People often wonder why I get angry at rude people and my answer is always the same: there's no need to be rude and I'm just pointing out that rudeness shouldn't be tolerated. But when I meet someone like that I can see their point. There is no point in getting angry with someone like her because no matter what you do, no matter what you say, she just won't get it. She is the most important person in the world and has no idea how trivial she is. You could kick her in the face every day for a year but she still wouldn't get that being rude is wrong. That doesn't mean that you shouldn't kick her in the face every day for a year. But the result for her will always be the same: someone has got angry for no reason and she can just walk away and forget about it while they stay fuming.
I stayed fuming.
Luckily, I had Roundtable at 6 Music to do that night. I turned up to the studio all tense from a 10 second encounter with a bastard but it would soon all go. Roundtable is a brilliant fun radio show to do. Andrew Collins hosted and his guests were Midge Ure, Sean Rowley and me. The three of us listened to new records and Andrew asked our opinions. I'm so happy to say that I have something in common with the ex-lead singer of Ultravox and the founder of Guilty Pleasures: we all hate everything. The records just got panned. Even when we were being positive we were saying they were shit. You can listen to it here: http://www.bbc.co.uk/6music/shows/roundtable/features/listeners-roundtable/
Midge seemed like a nice man and Sean was just fantastic company. He is a great talker. Someone who obviously soaks up information and then can't wait to share it with you. Even when he's talking about constellation therapy, where you are coaxed to go deep within your mind and have conversations with long dead relatives, you didn't feel like "Oh no! He's a nutter". It was more "Brilliant! He's a nutter!" A really fun, lovely man. I wonder if I'll ever see him again?

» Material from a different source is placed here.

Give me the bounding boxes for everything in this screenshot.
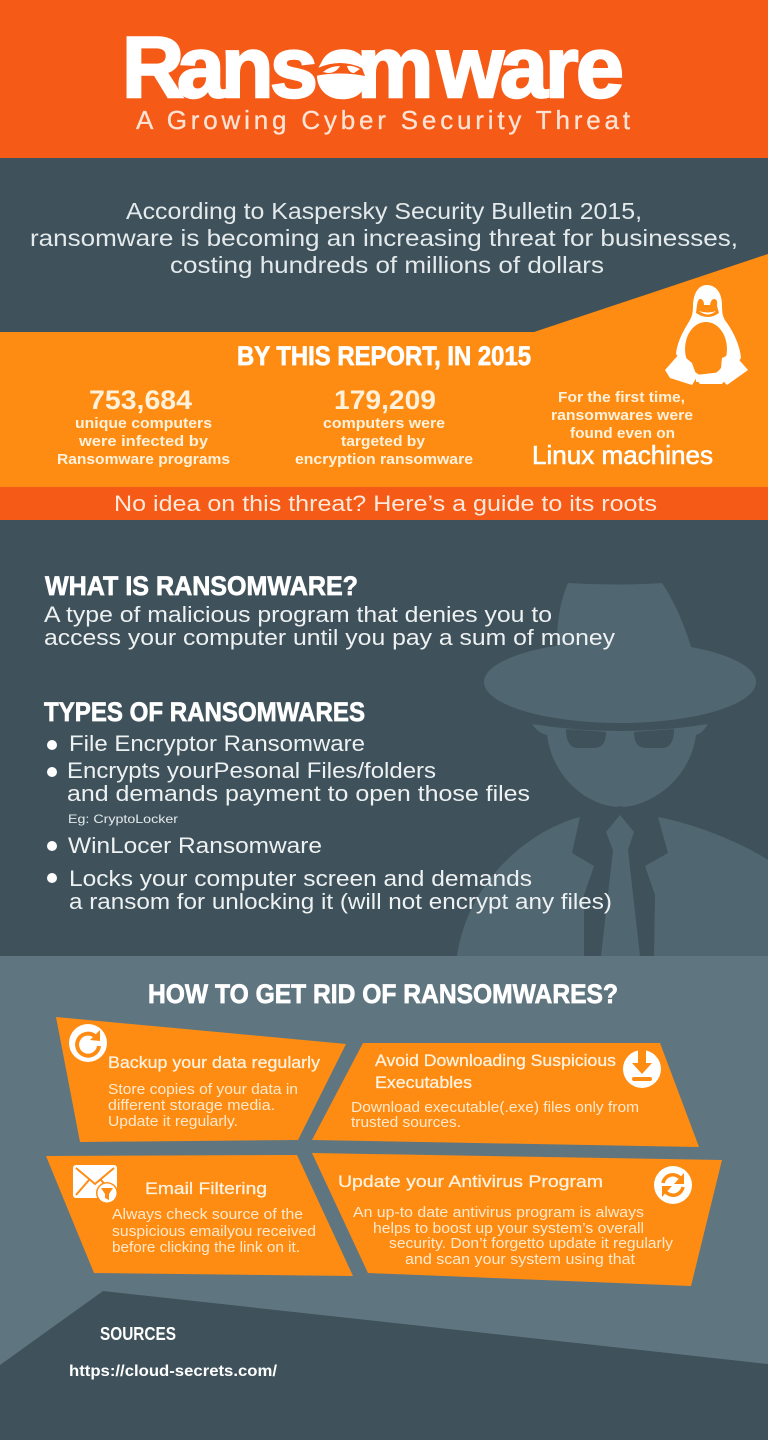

Andrew and I went out and got drunk. Not just drunk, putting-the-world-to-rights drunk. We solved the world's problems with religion, atheism, war and Mums over too much beer. Well too much beer for us. We even had a chat with Dave Rotheray. Later we were joined by Liz Buckley (would have been earlier but I gave her the wrong address) and, as she's a woman, we pretended to be sober for a while. Didn't work.